Rund 50 Ringer kamen aus Österreich, Deutschland und der Schweiz zusammen. Zweimal wurde täglich trainiert, den Athleten alles abverlangt. Auch Johannes Ludescher kam in der Universitätsstadt immer wieder an seine Grenzen. Besonders die Trainingskämpfe hatten es ihm besonders angetan. „Ich hatte gute Gegner, hier lerne ich am meisten“, verweist er dabei auf ein Duell gegen den Iraner Asghar Laghari, der in dieser Saison für den Bundesligisten RKG Reilingen-Hockenheim auf die Matte geht.
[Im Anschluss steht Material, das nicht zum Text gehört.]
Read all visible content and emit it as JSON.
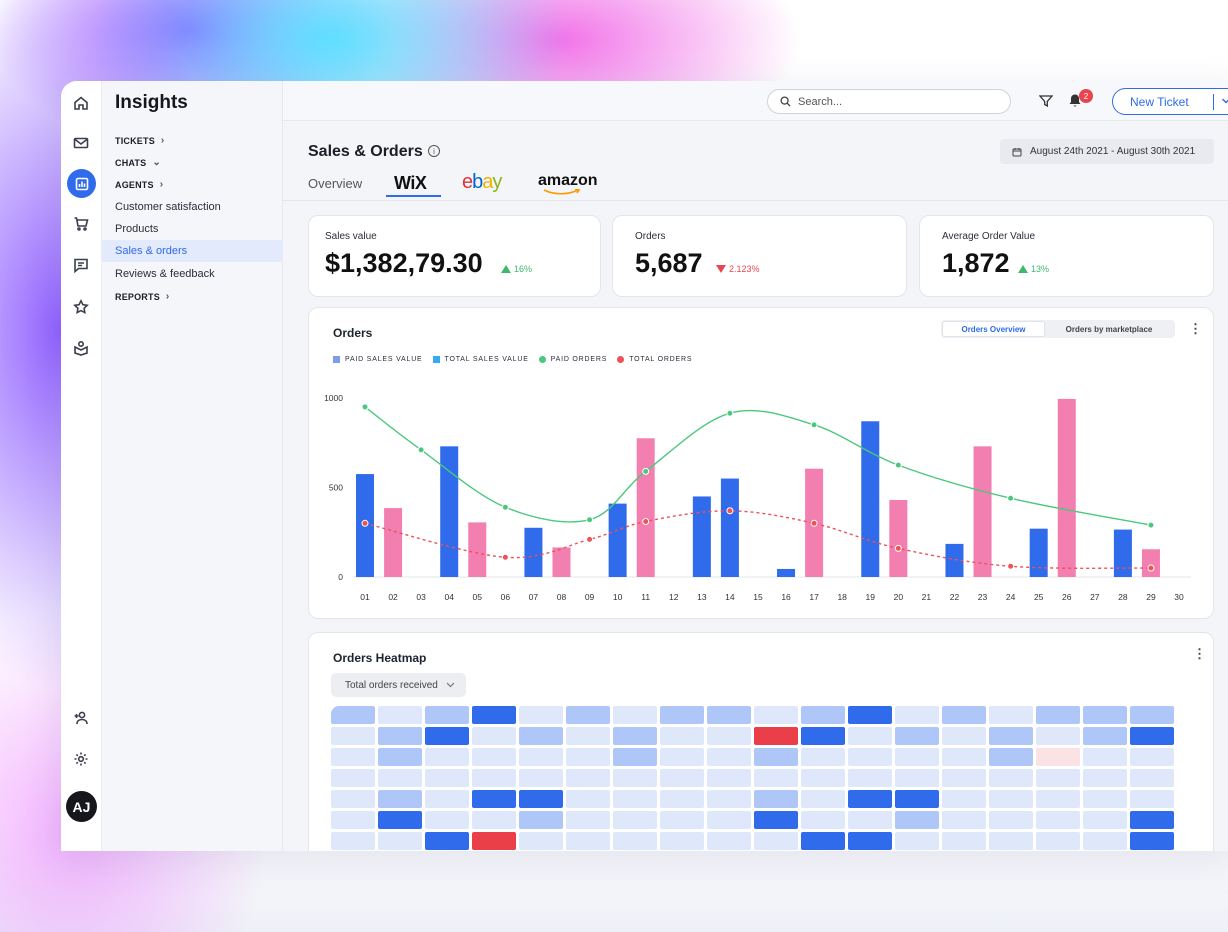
{
  "app": {
    "section_title": "Insights"
  },
  "rail": {
    "avatar_initials": "AJ"
  },
  "sidebar": {
    "sections": [
      {
        "label": "TICKETS",
        "chevron": "›"
      },
      {
        "label": "CHATS",
        "chevron": "⌄"
      },
      {
        "label": "AGENTS",
        "chevron": "›"
      },
      {
        "label": "REPORTS",
        "chevron": "›"
      }
    ],
    "items": [
      {
        "label": "Customer satisfaction"
      },
      {
        "label": "Products"
      },
      {
        "label": "Sales & orders"
      },
      {
        "label": "Reviews & feedback"
      }
    ]
  },
  "topbar": {
    "search_placeholder": "Search...",
    "notification_count": "2",
    "new_ticket_label": "New Ticket"
  },
  "page": {
    "title": "Sales & Orders",
    "info_glyph": "i",
    "date_range": "August 24th 2021 - August 30th 2021",
    "tabs": {
      "overview": "Overview",
      "wix": "WiX",
      "ebay_e": "e",
      "ebay_b": "b",
      "ebay_a": "a",
      "ebay_y": "y",
      "amazon": "amazon"
    }
  },
  "kpis": [
    {
      "label": "Sales value",
      "value": "$1,382,79.30",
      "delta": "16%",
      "direction": "up"
    },
    {
      "label": "Orders",
      "value": "5,687",
      "delta": "2.123%",
      "direction": "down"
    },
    {
      "label": "Average Order Value",
      "value": "1,872",
      "delta": "13%",
      "direction": "up"
    }
  ],
  "orders_chart": {
    "title": "Orders",
    "toggle": {
      "active": "Orders Overview",
      "inactive": "Orders by marketplace"
    },
    "legend": [
      "PAID SALES VALUE",
      "TOTAL SALES VALUE",
      "PAID ORDERS",
      "TOTAL ORDERS"
    ]
  },
  "chart_data": {
    "type": "bar",
    "title": "Orders",
    "categories": [
      "01",
      "02",
      "03",
      "04",
      "05",
      "06",
      "07",
      "08",
      "09",
      "10",
      "11",
      "12",
      "13",
      "14",
      "15",
      "16",
      "17",
      "18",
      "19",
      "20",
      "21",
      "22",
      "23",
      "24",
      "25",
      "26",
      "27",
      "28",
      "29",
      "30"
    ],
    "yticks": [
      0,
      500,
      1000
    ],
    "ylim": [
      0,
      1000
    ],
    "colors": {
      "blue": "#2f6bea",
      "pink": "#f27fb0",
      "green": "#4cc87e",
      "red": "#ee5157"
    },
    "series": [
      {
        "name": "PAID SALES VALUE",
        "kind": "bar",
        "values": [
          575,
          0,
          0,
          730,
          0,
          0,
          275,
          0,
          0,
          410,
          0,
          0,
          450,
          550,
          0,
          45,
          0,
          0,
          870,
          0,
          0,
          185,
          0,
          0,
          270,
          0,
          0,
          265,
          0,
          0
        ]
      },
      {
        "name": "TOTAL SALES VALUE",
        "kind": "bar",
        "values": [
          0,
          385,
          0,
          0,
          305,
          0,
          0,
          165,
          0,
          0,
          775,
          0,
          0,
          0,
          0,
          0,
          605,
          0,
          0,
          430,
          0,
          0,
          730,
          0,
          0,
          995,
          0,
          0,
          155,
          0
        ]
      },
      {
        "name": "PAID ORDERS",
        "kind": "line",
        "x": [
          "01",
          "03",
          "06",
          "09",
          "11",
          "14",
          "17",
          "20",
          "24",
          "29"
        ],
        "values": [
          950,
          710,
          390,
          320,
          590,
          915,
          850,
          625,
          440,
          290
        ]
      },
      {
        "name": "TOTAL ORDERS",
        "kind": "line",
        "x": [
          "01",
          "06",
          "09",
          "11",
          "14",
          "17",
          "20",
          "24",
          "29"
        ],
        "values": [
          300,
          110,
          210,
          310,
          370,
          300,
          160,
          60,
          50
        ]
      }
    ]
  },
  "heatmap": {
    "title": "Orders Heatmap",
    "select_label": "Total orders received",
    "rows": [
      [
        1,
        0,
        1,
        3,
        0,
        1,
        0,
        1,
        1,
        0,
        1,
        3,
        0,
        1,
        0,
        1,
        1,
        1
      ],
      [
        0,
        1,
        3,
        0,
        1,
        0,
        1,
        0,
        0,
        4,
        3,
        0,
        1,
        0,
        1,
        0,
        1,
        3
      ],
      [
        0,
        1,
        0,
        0,
        0,
        0,
        1,
        0,
        0,
        1,
        0,
        0,
        0,
        0,
        1,
        5,
        0,
        0
      ],
      [
        0,
        0,
        0,
        0,
        0,
        0,
        0,
        0,
        0,
        0,
        0,
        0,
        0,
        0,
        0,
        0,
        0,
        0
      ],
      [
        0,
        1,
        0,
        3,
        3,
        0,
        0,
        0,
        0,
        1,
        0,
        3,
        3,
        0,
        0,
        0,
        0,
        0
      ],
      [
        0,
        3,
        0,
        0,
        1,
        0,
        0,
        0,
        0,
        3,
        0,
        0,
        1,
        0,
        0,
        0,
        0,
        3
      ],
      [
        0,
        0,
        3,
        4,
        0,
        0,
        0,
        0,
        0,
        0,
        3,
        3,
        0,
        0,
        0,
        0,
        0,
        3
      ]
    ]
  }
}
Der Schwergewichtler aus dem Ländle besiegte seinen Trainingspartner mit 6:0-Wertungspunkten. Als Kai Nöster, hauptamtlicher Landestrainer des RSVV, davon hörte, klatschte er Beifall. Ludescher selbst hatte bei dieser internationalen Maßnahme auch adäquate Trainingspartner. „Jeden Tag gab es knackige Einheiten. Ja, in Heidelberg ging es schon ans Eingemachte.“

 

Für ÖRSV-Sportdirektor und Bundestrainer Freistil Jörg Helmdach seien solche Maßnahmen besonders wertvoll. „Ich bin sehr dankbar und würde mir wünschen, dass solche Trainingseinheiten öfter veranstaltet werden.“ Gerade in Corona-Zeiten sind Flugreisen und Lehrgänge – egal wohin – mit einem gewissen Mehraufwand zu leisten. Von daher zieht Helmdach ein mehr als positives Fazit nach dem Auftritt der österreichischen Athleten. Denn neben Ludescher und Hartmann war auch die Walser Gabriel Janatsch und Simon Marchl sowie Benjamin Greil und Timon Haselwander (beide RSC Inzing) mit dabei.